The biggest addition to Renown Health’s services will be a new comprehensive patient care facility expected to include imaging, therapy, primary care, urgent care and lab services.

“There’s a great need for our community for appropriate access to primary care,” Slonim said.

Just where that $8 million facility will be located and exactly what services it will include have not yet been determined.

The hospital administration is currently “exercising due diligence and working through a master facility’s plan to determine the best location and best pieces,” Slonim said. They expect to be ready to start architectural planning in mid-2016.

Besides expanding the services at Renown’s main campus, a network of medical offices and services in the community provide care where people live. Easy access to wellness services can improve the health of the community, Slonim said.

“Of the $64 million being committed to, as a not-for-profit hospital, $40 million is for clinical areas directly for patient care,” he said.

Saint Mary’s officials echoed the need for convenient access to medical care and careful research to determine the best locations for facilities.

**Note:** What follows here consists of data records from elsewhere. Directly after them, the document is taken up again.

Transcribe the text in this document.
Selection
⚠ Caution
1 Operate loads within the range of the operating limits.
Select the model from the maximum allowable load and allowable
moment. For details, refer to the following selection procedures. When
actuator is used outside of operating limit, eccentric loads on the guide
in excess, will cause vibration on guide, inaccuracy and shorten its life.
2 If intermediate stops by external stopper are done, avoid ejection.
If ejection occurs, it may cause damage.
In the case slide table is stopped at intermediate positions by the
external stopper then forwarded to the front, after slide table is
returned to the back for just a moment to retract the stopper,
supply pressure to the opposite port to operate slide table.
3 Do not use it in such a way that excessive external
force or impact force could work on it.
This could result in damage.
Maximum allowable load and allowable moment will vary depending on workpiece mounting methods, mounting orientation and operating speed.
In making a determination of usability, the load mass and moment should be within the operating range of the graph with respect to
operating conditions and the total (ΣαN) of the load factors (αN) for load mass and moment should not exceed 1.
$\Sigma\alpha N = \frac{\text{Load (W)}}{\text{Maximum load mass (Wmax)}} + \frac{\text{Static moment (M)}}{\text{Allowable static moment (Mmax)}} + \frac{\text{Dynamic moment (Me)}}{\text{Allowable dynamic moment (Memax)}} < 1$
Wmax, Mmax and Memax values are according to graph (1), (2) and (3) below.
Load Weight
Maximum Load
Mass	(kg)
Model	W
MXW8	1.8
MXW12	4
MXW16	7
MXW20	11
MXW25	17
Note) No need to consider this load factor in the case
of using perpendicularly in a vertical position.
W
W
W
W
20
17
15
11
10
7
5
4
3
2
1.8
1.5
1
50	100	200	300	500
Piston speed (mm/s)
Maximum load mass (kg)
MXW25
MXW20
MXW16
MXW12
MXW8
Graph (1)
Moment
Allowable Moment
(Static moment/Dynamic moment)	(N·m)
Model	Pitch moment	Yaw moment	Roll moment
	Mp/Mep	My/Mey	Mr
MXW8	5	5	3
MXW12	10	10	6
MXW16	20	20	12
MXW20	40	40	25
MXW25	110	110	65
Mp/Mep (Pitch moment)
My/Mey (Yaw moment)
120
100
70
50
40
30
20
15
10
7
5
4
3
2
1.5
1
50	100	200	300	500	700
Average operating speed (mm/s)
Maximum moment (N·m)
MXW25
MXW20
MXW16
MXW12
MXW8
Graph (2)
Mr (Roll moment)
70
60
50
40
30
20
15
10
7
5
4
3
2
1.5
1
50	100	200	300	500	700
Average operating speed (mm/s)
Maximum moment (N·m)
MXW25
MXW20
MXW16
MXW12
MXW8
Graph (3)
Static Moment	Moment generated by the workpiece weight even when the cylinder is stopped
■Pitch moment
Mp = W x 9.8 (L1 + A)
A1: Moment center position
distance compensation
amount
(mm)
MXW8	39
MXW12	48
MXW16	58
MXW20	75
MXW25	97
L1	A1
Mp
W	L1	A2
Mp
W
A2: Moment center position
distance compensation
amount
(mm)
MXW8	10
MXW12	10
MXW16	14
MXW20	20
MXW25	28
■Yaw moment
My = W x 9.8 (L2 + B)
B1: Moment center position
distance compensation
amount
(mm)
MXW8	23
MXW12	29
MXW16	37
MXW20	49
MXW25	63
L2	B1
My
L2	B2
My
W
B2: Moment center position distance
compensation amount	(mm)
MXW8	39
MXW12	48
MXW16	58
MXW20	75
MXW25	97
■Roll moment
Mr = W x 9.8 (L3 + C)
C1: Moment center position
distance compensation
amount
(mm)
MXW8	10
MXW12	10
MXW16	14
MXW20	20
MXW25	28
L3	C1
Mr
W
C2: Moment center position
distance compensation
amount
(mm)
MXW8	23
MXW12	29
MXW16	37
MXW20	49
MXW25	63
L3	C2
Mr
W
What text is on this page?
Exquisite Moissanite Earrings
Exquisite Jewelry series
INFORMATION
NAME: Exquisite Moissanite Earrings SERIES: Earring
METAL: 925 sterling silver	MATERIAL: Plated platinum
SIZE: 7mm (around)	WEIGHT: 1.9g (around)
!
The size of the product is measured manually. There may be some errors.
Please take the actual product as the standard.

“Health care is moving away from hospital and more outpatient care,” Lidholm said.

“We know we need to give people health care where they live.”

Saint Mary’s, founded by the Dominican Sisters of San Rafael in 1908, is a for-profit hospital since 2012 when it was purchased by Prime Healthcare Services.

Both hospitals stay on top of demographic research that guides them in locating new facilities and determining what services should be attached to each facility.

“It’s important for us to grow strategically and not plop down a box,” Lidholm said, adding that current and planned facilities provide Saint Mary’s a “strong strategic footprint. All are in areas where the community is growing.”

The inability to receive health care close to home limits the health status of the community, Slonim said. Easy access to health care, including wellness care to prevent illness, is good for a community.